Summary

The serum protein profiles of early-stage knee osteoarthritis model mice were investigated using liquid chromatography-mass spectrometry, which revealed the differentially expressed serum proteins and mainly activated pathways.

Abstract

Introduction

Recently, new criteria for detecting early-stage knee osteoarthritis (EKOA) without evaluating radiographic abnormalities have been proposed, and various methods for early diagnosis of knee OA have been explored. The diagnosis of EKOA requires the identification of biomarkers that reflect changes in joint structure.

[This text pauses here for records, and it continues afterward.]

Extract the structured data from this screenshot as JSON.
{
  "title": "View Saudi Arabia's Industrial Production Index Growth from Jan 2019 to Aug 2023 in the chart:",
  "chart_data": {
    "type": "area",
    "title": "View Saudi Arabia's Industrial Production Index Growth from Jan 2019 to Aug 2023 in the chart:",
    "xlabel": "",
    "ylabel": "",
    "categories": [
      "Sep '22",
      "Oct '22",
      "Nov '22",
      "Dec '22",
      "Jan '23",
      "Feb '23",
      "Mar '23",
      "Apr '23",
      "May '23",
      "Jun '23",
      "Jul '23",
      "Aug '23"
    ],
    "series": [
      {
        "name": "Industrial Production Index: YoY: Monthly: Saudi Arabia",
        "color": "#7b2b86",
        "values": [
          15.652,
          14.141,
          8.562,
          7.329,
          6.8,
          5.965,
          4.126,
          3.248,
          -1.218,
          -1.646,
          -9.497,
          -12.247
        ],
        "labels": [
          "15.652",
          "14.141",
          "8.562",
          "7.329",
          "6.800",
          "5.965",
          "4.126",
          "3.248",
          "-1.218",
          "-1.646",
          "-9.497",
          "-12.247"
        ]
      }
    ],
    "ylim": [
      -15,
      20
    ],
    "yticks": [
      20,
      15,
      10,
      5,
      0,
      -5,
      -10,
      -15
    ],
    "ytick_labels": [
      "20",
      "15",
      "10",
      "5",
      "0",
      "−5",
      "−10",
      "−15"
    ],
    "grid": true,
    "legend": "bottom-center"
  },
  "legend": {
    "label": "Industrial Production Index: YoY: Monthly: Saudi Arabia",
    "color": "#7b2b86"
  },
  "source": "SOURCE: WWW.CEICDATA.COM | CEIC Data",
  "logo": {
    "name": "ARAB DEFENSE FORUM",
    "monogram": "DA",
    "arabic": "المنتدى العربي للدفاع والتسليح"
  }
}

However, no single clinically applicable biomarker characteristic of EKOA has yet been identified. This study aims to characterize the serum protein profiles of early-stage osteoarthritis model mice using liquid chromatography-mass spectrometry (LC-MS/MS) and to investigate the potential biomarkers.

Method

Serum and knee samples were collected from five control mice and 15 osteoarthritis model mice that underwent destabilization of the medial meniscus (DMM). Osteoarthritic knee samples were collected 4, 8, and 12 weeks post-DMM. Knee osteoarthritis severity was scored using the OARSI scoring system. All serum samples were analyzed via LC-MS/MS after removing highly abundant proteins using a ProteoMiner kit (Bio-Rad). The average OARSI scores were analyzed using the Steel–Dwass test. The proteomics data was analyzed using transformed normalized abundances in the t-test. Differentially expressed proteins were defined as those with a >2.0- or <0.5-fold change in expression. The list of proteins was imported into KeyMolnet, and the “Interrelation search” algorithm was used to generate the network of molecular interactions between the related proteins. The top canonical pathways associated with the generated network were extracted from the KeyMolnet knowledge base. IBM SPSS Statistical Software (version 25.0; IBM Corp., Armonk, NY, USA) was used for all analyses. Statistical significance was set at p < 0.05.

Results

The average OARSI scores of the medial tibial plateau and medial femoral condyle at eight weeks post-DMM (3.40 ± 1.02 points, p = 0.03; 2.60 ± 1.71 points, p = 0.03) and 12 weeks post-DMM (8.30 ± 3.12 points, p = 0.03; 4.80 ± 0.75 points, p = 0.03) were significantly higher than the corresponding values in the control group. Compared to those in the control model, 15, 35, and 56 proteins showed different expression levels at 4, 8, and 12 weeks post-DMM, respectively. Differentially expressed proteins four weeks post-DMM included adenylate kinase, type IV intermediate filament protein, nestin, and insulin-like growth factor-binding proteins. The pathways activated four weeks post-DMM differed from those activated at 8 and 12 weeks post-DMM. They included the intermediate filament signaling pathway, the p160 SRC signaling pathway, and the microtubule-associated protein signaling pathway.

Conclusion

Serum protein expression and activated pathways in the osteoarthritis model differed from those in the control model. Based on the progression of OA severity, four weeks post-DMM was considered to correspond to the state of EKOA. Adenylate kinase, type IV intermediate filament protein, nestin, and insulin-like growth factor-binding proteins, which are differentially expressed four weeks postoperatively, may be involved in the pathogenesis of EKOA and serve as potential biomarkers of EKOA. Moreover, activated pathways in four weeks postoperatively, including the intermediate filament signaling pathway, the p160 SRC signaling pathway, and the microtubule-associated protein signaling pathway, may contribute to understanding the EKOA mechanism.